"Jadi?"
Arin memainkan jari-jarinya karena gugup. Dia baru saja menceritakan segalanya kepada Yuta, sebuah alasan yang membuat dia akhirnya berada di sini, di negara yang selalu membuatnya ingin melarikan diri.
"Handphone mu?"
"Rusak," kata Arin. "Waktu sampai di sini, aku lagi marah banget, gak tau deh kenapa tuh. Terus, gak sengaja ngebanting HP. Pas mau di benerin ternyata biaya perbaikannya mahal banget di sini, mendingan benerin di Batam aja. Jadi aku tahan-tahan gak pake HP selama ini," cerita Arin sambil menunduk lesu lalu cemberut.
Yuta mengangguk. Oh, itulah alasan dia nggak online dan gak bisa di hubungi, bukan semata-mata ingin menghilang dari sosial media.
"Mana coba sini liat?"
Arin menatap Yuta ragu, lalu membuka tas kecilnya sambil memberikan HP miliknya. Bentuknya masih utuh, tapi layarnya pecah. Mau Yuta hidup-hidupin udah gak bisa lagi, mati total. Yaudah sih, bukan berarti Yuta mau benerin juga, dia mau liat aja.
"Bikin khawatir aja tau, di telpon gak bisa," kata Yuta setengah merengut, agak kesal dikit.
"Aku kan gak tau kalau bakalan di telpon," kata Arin membela diri.
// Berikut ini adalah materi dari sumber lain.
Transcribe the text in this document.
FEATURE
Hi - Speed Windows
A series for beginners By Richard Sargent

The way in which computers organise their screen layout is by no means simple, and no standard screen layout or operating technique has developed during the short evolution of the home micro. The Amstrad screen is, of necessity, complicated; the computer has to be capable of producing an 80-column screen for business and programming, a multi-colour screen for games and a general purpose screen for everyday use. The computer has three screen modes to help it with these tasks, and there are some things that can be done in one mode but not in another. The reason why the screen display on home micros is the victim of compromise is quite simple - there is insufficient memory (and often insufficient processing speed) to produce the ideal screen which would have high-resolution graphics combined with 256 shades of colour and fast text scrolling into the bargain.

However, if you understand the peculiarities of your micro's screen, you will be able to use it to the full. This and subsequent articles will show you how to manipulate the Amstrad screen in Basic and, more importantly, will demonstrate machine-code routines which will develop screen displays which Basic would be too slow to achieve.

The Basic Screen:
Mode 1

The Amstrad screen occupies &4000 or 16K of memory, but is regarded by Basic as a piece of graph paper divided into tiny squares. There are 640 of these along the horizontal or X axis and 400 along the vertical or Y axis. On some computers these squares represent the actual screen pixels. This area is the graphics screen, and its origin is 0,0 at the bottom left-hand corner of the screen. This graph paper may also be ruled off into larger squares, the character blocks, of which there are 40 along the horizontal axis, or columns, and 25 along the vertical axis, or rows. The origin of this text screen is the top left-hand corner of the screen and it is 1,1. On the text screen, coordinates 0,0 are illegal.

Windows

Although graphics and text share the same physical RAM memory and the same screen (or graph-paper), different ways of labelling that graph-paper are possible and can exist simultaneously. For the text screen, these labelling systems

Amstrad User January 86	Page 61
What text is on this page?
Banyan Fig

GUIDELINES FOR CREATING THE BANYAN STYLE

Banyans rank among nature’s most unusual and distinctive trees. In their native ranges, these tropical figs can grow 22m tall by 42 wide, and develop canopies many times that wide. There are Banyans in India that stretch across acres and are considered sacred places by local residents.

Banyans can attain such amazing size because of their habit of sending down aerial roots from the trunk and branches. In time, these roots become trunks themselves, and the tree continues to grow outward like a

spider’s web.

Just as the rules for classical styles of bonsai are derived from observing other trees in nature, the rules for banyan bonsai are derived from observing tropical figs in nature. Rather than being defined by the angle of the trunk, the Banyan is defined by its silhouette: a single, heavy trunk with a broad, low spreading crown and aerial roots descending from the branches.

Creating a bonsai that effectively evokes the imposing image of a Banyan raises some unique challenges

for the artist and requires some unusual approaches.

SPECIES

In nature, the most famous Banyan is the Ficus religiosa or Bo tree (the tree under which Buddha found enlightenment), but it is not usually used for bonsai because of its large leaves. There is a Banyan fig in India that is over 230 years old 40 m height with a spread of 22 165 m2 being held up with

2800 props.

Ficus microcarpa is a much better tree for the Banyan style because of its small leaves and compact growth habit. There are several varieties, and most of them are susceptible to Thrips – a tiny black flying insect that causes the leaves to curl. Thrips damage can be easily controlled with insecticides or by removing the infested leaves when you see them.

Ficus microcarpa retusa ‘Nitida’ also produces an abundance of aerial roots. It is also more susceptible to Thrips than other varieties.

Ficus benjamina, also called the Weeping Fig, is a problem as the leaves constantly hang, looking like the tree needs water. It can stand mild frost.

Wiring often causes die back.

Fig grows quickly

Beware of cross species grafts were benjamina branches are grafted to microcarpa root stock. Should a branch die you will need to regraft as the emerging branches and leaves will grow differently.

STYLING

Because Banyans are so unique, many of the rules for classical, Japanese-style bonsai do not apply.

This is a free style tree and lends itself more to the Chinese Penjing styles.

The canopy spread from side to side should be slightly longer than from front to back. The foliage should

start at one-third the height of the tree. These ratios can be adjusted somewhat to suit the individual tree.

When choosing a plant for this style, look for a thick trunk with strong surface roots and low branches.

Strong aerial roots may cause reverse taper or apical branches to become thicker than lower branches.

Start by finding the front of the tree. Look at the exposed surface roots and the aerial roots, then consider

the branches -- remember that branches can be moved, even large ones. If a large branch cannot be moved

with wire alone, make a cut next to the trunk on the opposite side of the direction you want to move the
Yuta memutar bolamata. "Lagian kenapa mau-mau aja di suruh datang ke sini?" tanya Yuta keheranan.
Arin menipiskan bibir.
"Aku kira kamu takut?"
"Takut, tapi .." Arin menatap Yuta hati-hati, kemudian menunduk kecil. "Kamu datang kan .. menjengukku .. waktu aku sakit,"
Yuta melebarkan matanya. "Hah?"
Arin menghela napas lagi. "Jadi sebenarnya aku mau mengabaikan kata-kata dia. Tapi, dia bilang, kamu datang menjengukku ke Jakarta sendirian, kamu tetap datang walaupun beresiko. Yuta saja beranin, jadi ku pikir, aku harus berani juga. Makanya .." kata Arin.
"Bodoh,"
Arin menatap Yuta cepat. INI SI YUTA MALAH NGATAIN. "Lagian kan aku gak tau kalau bakalan di susulin," kata Arin makin merengut.
Yuta diam aja, sekarang malah memperhatikan Arin yang kayaknya beneran bete. Dalam hati udah ngerti sih, Arin ke sini pun gara-gara Yuta juga.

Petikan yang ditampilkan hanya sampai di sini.